Typically, when Patrick Finnegan is joined by the Hika twins, age 12, and the Pratt twins, age 13, the day is one of leisure.
Finnegan serves as the adult supervisor for the four girls who lounge around the Round Lake Aqua Sport and Boat Club on Little Round Lake.
The girls swim, fish off a floating raft or take out a canoe and paddle around, but earlier this month they found themselves digging out a piece of history that had been buried underground for decades.
I was mowing the lawn and hit a tiny corner of it, said Finnegan. "I dug out a little bit and it looked like an axe head."
The following day Finnegan returned to with Sasha and CayLee Hika and Catie and Alley Pratt. Using whatever was available -- screwdrivers, spoons, a crowbar and rocks -- the foursome dug for hours.
"We used our hands a lot," said Sasha Hika. "We thought it was an axe. It took forever."
After days of digging and unearthing most of what looked to be a steel paddle, Finnegan used his Subaru to pull the piece completely out of the ground. Finnegan, who admits he did not know what it was, believes they found an ice-harvesting tool. Found next to a tree, Finnegan believes the tool grew up with tree.

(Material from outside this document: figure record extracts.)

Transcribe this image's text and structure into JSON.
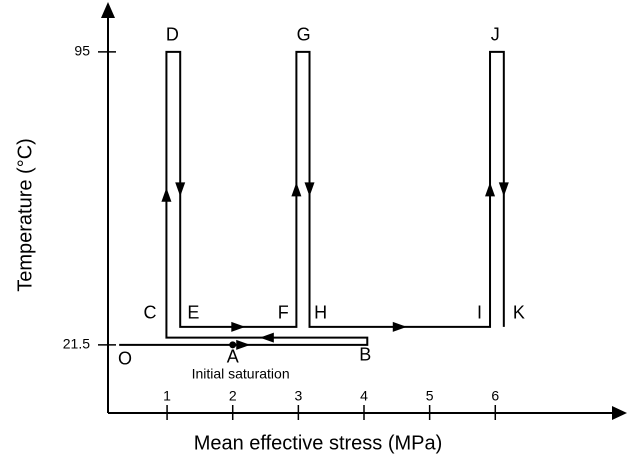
{
  "chart_data": {
    "type": "line",
    "xlabel": "Mean effective stress (MPa)",
    "ylabel": "Temperature (°C)",
    "xlim": [
      0.1,
      7.9
    ],
    "ylim": [
      4.4,
      105.5
    ],
    "xticks": [
      1,
      2,
      3,
      4,
      5,
      6
    ],
    "yticks": [
      21.5,
      95
    ],
    "series": [
      {
        "color": "#000000",
        "x": [
          0.27,
          4.05,
          4.05,
          0.99,
          0.99,
          1.2,
          1.2,
          2.97,
          2.97,
          3.17,
          3.17,
          5.92,
          5.92,
          6.13,
          6.13
        ],
        "values": [
          21.5,
          21.5,
          23.3,
          23.3,
          95,
          95,
          26,
          26,
          95,
          95,
          26,
          26,
          95,
          95,
          26
        ]
      }
    ],
    "marked_point": {
      "x": 2,
      "y": 21.5
    },
    "annotations": [
      {
        "text": "O",
        "x": 0.36,
        "y": 17.7
      },
      {
        "text": "A",
        "x": 2,
        "y": 18.2
      },
      {
        "text": "B",
        "x": 4.02,
        "y": 18.7
      },
      {
        "text": "Initial saturation",
        "x": 2.12,
        "y": 14
      },
      {
        "text": "C",
        "x": 0.74,
        "y": 29.3
      },
      {
        "text": "D",
        "x": 1.08,
        "y": 99
      },
      {
        "text": "E",
        "x": 1.4,
        "y": 29.3
      },
      {
        "text": "F",
        "x": 2.77,
        "y": 29.3
      },
      {
        "text": "G",
        "x": 3.08,
        "y": 99
      },
      {
        "text": "H",
        "x": 3.34,
        "y": 29.3
      },
      {
        "text": "I",
        "x": 5.76,
        "y": 29.3
      },
      {
        "text": "J",
        "x": 6.0,
        "y": 99
      },
      {
        "text": "K",
        "x": 6.36,
        "y": 29.3
      }
    ]
  }
}
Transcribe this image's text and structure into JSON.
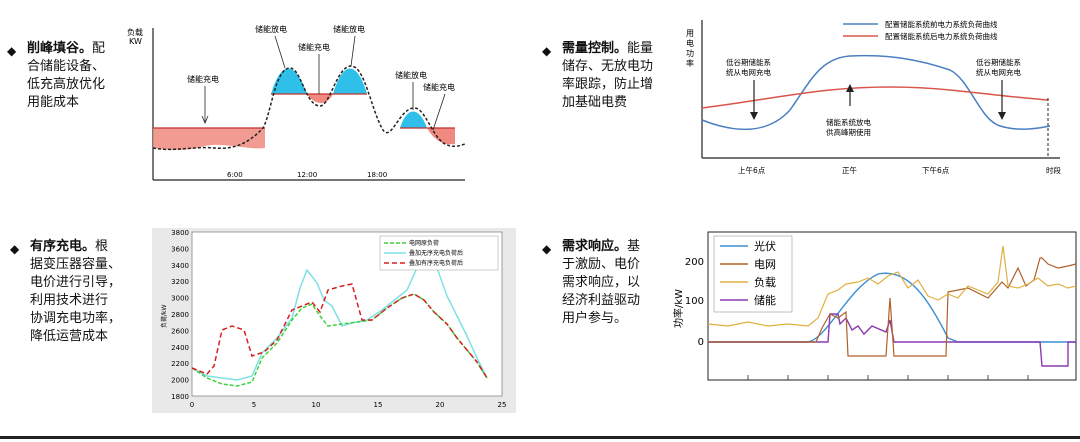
{
  "panels": {
    "peak_valley": {
      "heading": "削峰填谷。",
      "text_lines": [
        "配",
        "合储能设备、",
        "低充高放优化",
        "用能成本"
      ],
      "y_unit_line1": "负载",
      "y_unit_line2": "KW",
      "labels": {
        "charge_left": "储能充电",
        "discharge_1": "储能放电",
        "charge_mid": "储能充电",
        "discharge_2": "储能放电",
        "discharge_3": "储能放电",
        "charge_right": "储能充电"
      },
      "x_ticks": [
        "6:00",
        "12:00",
        "18:00"
      ]
    },
    "demand_control": {
      "heading": "需量控制。",
      "text_lines": [
        "能量",
        "储存、无放电功",
        "率跟踪，防止增",
        "加基础电费"
      ],
      "y_label": "用电功率",
      "legend": [
        "配置储能系统前电力系统负荷曲线",
        "配置储能系统后电力系统负荷曲线"
      ],
      "ann_left": [
        "低谷期储能系",
        "统从电网充电"
      ],
      "ann_mid": [
        "储能系统放电",
        "供高峰期使用"
      ],
      "ann_right": [
        "低谷期储能系",
        "统从电网充电"
      ],
      "x_ticks": [
        "上午6点",
        "正午",
        "下午6点",
        "时段"
      ],
      "colors": {
        "before": "#4a7fc1",
        "after": "#d9554a"
      }
    },
    "ordered_charging": {
      "heading": "有序充电。",
      "text_lines": [
        "根",
        "据变压器容量、",
        "电价进行引导，",
        "利用技术进行",
        "协调充电功率，",
        "降低运营成本"
      ],
      "y_label": "负荷/kW",
      "legend": [
        "电网原负荷",
        "叠加无序充电负荷后",
        "叠加有序充电负荷后"
      ],
      "y_ticks": [
        "3800",
        "3600",
        "3400",
        "3200",
        "3000",
        "2800",
        "2600",
        "2400",
        "2200",
        "2000",
        "1800"
      ],
      "x_ticks": [
        "0",
        "5",
        "10",
        "15",
        "20",
        "25"
      ],
      "colors": {
        "base": "#3cd23c",
        "unordered": "#7fe0e8",
        "ordered": "#d62020"
      }
    },
    "demand_response": {
      "heading": "需求响应。",
      "text_lines": [
        "基",
        "于激励、电价",
        "需求响应，以",
        "经济利益驱动",
        "用户参与。"
      ],
      "y_label": "功率/kW",
      "legend": [
        "光伏",
        "电网",
        "负载",
        "储能"
      ],
      "y_ticks": [
        "200",
        "100",
        "0"
      ],
      "colors": {
        "pv": "#3b8fd0",
        "grid": "#b0602a",
        "load": "#e0b040",
        "storage": "#8a3bb0"
      }
    }
  }
}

Noting that the club has owned the property since 1960, Finnegan said that documentation about previous owners is sketchy. Adjacent property owner, Joan Sweeney, remembers that two icehouses were on the property where the club now stands.

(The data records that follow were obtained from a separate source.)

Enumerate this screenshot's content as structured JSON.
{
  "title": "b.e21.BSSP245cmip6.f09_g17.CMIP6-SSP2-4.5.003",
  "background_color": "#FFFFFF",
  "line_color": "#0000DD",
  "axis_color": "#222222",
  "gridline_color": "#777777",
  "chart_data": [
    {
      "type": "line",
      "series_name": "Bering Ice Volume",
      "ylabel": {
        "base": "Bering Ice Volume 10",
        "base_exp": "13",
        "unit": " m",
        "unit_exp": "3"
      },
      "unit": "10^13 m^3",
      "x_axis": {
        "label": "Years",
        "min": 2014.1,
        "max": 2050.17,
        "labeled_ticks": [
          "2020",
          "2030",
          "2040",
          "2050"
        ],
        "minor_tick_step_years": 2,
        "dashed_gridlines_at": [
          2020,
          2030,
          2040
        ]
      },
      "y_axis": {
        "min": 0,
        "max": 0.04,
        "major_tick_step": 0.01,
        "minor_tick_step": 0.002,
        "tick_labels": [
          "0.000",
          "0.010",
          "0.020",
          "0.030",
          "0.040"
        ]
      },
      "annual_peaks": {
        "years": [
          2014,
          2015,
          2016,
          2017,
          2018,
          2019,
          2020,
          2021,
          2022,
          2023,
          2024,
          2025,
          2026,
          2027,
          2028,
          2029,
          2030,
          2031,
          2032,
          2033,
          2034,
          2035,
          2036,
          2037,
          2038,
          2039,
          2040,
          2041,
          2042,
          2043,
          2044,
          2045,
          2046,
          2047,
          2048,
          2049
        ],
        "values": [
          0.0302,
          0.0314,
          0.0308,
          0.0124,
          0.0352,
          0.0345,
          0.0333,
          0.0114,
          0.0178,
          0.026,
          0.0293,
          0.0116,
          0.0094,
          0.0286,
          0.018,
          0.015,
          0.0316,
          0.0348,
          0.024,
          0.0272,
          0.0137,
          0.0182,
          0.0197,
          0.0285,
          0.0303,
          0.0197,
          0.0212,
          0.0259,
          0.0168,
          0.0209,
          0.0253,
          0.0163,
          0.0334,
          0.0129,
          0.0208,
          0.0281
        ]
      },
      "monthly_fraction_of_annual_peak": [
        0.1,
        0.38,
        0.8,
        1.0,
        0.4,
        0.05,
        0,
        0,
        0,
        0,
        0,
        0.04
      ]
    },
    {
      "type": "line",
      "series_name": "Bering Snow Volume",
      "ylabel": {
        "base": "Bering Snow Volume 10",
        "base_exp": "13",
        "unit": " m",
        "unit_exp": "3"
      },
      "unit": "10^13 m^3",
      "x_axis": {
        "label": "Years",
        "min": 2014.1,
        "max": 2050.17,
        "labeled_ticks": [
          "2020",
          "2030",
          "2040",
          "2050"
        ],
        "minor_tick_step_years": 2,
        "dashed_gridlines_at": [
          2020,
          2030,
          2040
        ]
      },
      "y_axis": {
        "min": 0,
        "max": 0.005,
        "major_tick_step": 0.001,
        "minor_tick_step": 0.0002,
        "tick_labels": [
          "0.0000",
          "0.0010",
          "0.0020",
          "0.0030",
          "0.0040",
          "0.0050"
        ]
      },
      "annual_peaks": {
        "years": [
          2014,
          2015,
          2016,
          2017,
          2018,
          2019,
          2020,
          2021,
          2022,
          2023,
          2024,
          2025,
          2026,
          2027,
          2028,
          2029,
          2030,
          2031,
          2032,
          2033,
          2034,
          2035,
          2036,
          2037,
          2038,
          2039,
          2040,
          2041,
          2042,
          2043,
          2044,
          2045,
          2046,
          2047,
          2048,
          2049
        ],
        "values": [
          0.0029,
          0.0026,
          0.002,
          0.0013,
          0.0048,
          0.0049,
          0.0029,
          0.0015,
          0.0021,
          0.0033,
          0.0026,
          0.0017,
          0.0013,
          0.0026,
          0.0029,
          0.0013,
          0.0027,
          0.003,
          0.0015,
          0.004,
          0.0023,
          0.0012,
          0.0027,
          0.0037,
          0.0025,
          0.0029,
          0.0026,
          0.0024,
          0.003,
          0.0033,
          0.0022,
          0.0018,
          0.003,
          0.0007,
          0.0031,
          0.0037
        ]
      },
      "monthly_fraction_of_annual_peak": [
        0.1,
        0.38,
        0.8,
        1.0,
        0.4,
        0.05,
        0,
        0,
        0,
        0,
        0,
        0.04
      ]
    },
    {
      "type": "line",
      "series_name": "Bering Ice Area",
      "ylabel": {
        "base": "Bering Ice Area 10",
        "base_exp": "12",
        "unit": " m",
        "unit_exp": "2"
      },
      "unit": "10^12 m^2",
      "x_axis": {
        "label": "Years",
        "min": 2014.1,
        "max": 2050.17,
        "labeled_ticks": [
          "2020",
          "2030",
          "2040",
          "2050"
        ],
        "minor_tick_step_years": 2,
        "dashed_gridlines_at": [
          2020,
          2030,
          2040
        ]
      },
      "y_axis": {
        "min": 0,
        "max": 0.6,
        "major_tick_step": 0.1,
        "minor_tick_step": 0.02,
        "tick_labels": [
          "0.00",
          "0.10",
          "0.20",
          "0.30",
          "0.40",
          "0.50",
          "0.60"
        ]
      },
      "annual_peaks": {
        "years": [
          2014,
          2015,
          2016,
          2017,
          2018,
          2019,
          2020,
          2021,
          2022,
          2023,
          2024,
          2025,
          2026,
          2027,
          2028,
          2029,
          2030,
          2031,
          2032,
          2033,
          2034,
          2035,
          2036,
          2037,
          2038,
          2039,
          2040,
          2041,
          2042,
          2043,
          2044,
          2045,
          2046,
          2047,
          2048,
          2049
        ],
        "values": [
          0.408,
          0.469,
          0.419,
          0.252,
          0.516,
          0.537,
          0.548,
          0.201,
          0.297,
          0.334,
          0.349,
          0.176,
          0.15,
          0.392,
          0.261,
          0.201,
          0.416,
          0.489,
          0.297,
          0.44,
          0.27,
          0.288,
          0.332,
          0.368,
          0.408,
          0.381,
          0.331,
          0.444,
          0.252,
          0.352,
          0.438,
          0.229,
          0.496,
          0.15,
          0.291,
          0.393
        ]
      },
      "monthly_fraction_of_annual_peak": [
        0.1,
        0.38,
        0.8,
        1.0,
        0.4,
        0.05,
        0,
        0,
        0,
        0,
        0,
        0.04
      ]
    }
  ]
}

"I'm sure they'll find more there," said Sweeney. She believes other items may be discovered since at least one of the buildings was in such disrepair it eventually just fell down. Sweeney believes sediment and vegetation just grew over the buildings' remnants. She recalls that the buildings had elevators and conveyer belts to assist with the movement of the blocks of ice that were cut from Little Round Lake.